Paul’s point is that no emotional state at the moment is the last word on who we are or where we are.  The concerns of the day, while they matter, are part of a passing order and ahead of us lies a kingdom that is eternal and deserves our true allegiance, when the chips are down.  Paul is calling for us to restore our sense of perspective and the irony is that when we do that it has some very earthly spin off benefits.

We are in danger of being obsessed by money and the lack of it.  Things are tight for many of us.  Pay freezes, or increases which don’t match inflation; the cost of essentials rising beyond what is sustainable; we may well feel poorer.  To add insult to injury the news is focused on bosses’ bonuses enticing the green-eyed monster from his lair within us.  Paul is actually asking us a fundamental question.  Do you have enough and before you answer, how are you deciding what is enough?  The spin off benefit is that we don’t get envious because these things are not to be what defines who we are; we refuse to play the game.

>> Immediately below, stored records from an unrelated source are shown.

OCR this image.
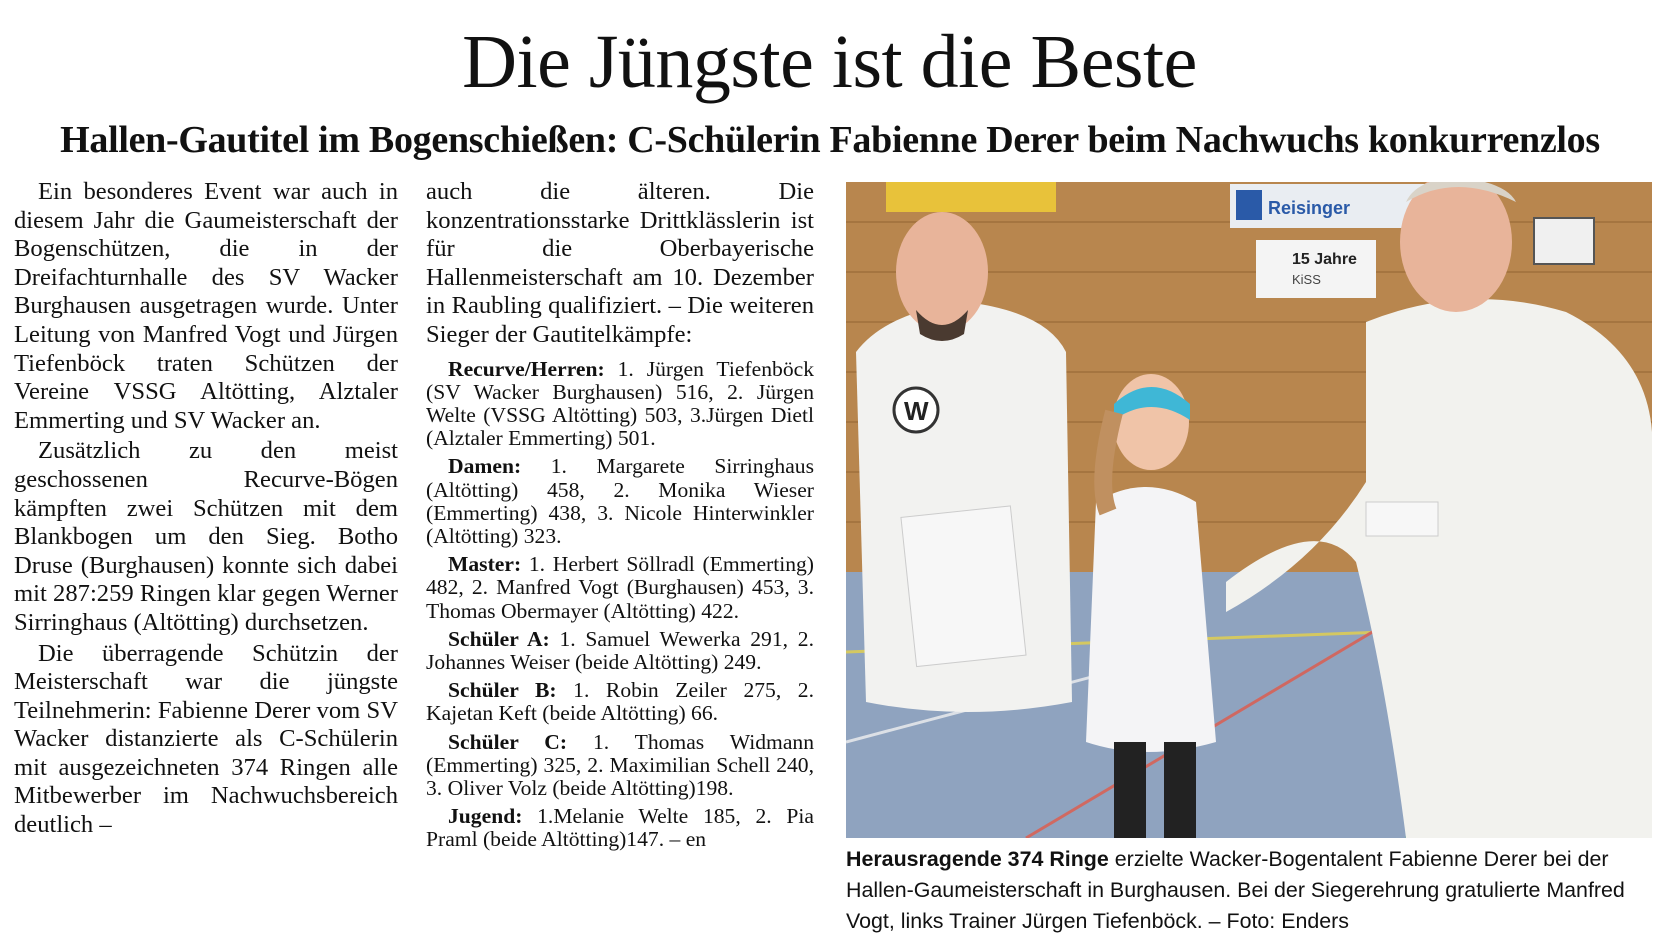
Die Jüngste ist die Beste
Hallen-Gautitel im Bogenschießen: C-Schülerin Fabienne Derer beim Nachwuchs konkurrenzlos

Ein besonderes Event war auch in diesem Jahr die Gaumeisterschaft der Bogenschützen, die in der Dreifachturnhalle des SV Wacker Burghausen ausgetragen wurde. Unter Leitung von Manfred Vogt und Jürgen Tiefenböck traten Schützen der Vereine VSSG Altötting, Alztaler Emmerting und SV Wacker an.

Zusätzlich zu den meist geschossenen Recurve-Bögen kämpften zwei Schützen mit dem Blankbogen um den Sieg. Botho Druse (Burghausen) konnte sich dabei mit 287:259 Ringen klar gegen Werner Sirringhaus (Altötting) durchsetzen.

Die überragende Schützin der Meisterschaft war die jüngste Teilnehmerin: Fabienne Derer vom SV Wacker distanzierte als C-Schülerin mit ausgezeichneten 374 Ringen alle Mitbewerber im Nachwuchsbereich deutlich –

auch die älteren. Die konzentrationsstarke Drittklässlerin ist für die Oberbayerische Hallenmeisterschaft am 10. Dezember in Raubling qualifiziert. – Die weiteren Sieger der Gautitelkämpfe:

Recurve/Herren: 1. Jürgen Tiefenböck (SV Wacker Burghausen) 516, 2. Jürgen Welte (VSSG Altötting) 503, 3.Jürgen Dietl (Alztaler Emmerting) 501.

Damen: 1. Margarete Sirringhaus (Altötting) 458, 2. Monika Wieser (Emmerting) 438, 3. Nicole Hinterwinkler (Altötting) 323.

Master: 1. Herbert Söllradl (Emmerting) 482, 2. Manfred Vogt (Burghausen) 453, 3. Thomas Obermayer (Altötting) 422.

Schüler A: 1. Samuel Wewerka 291, 2. Johannes Weiser (beide Altötting) 249.

Schüler B: 1. Robin Zeiler 275, 2. Kajetan Keft (beide Altötting) 66.

Schüler C: 1. Thomas Widmann (Emmerting) 325, 2. Maximilian Schell 240, 3. Oliver Volz (beide Altötting)198.

Jugend: 1.Melanie Welte 185, 2. Pia Praml (beide Altötting)147. – en

Reisinger
15 Jahre
KiSS
W
Herausragende 374 Ringe erzielte Wacker-Bogentalent Fabienne Derer bei der Hallen-Gaumeisterschaft in Burghausen. Bei der Siegerehrung gratulierte Manfred Vogt, links Trainer Jürgen Tiefenböck. – Foto: Enders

We need to remember that Paul didn’t live in a large house, with a fast car or company yacht.  He didn’t have a large expense account or the latest flat-screen HD 3D 50 inch TV.  He lived modestly and was thankful each day that he had food and shelter.  He did this because his heart was not on this passing age and amassing great personal wealth or comfort, but on the glory of God in which we live and breath and have our being.

Now, this understanding helps us see what the other readings are fundamentally about.  The story of Jonah is one that lends itself to children’s books (Jonah 3;1-5,10).  A man is given a job, runs away, get’s thrown off a ship, is swallowed by a big fish, spat out on the shore and decides he’d better do the job after all.  He preaches to the people of Nineveh, modern day Mosul in Iraq, and they repent, they change their priorities, which is what repent means.  The result, disaster is averted, God changes his mind and decides not to obliterate them after all.  The key is their changed priorities.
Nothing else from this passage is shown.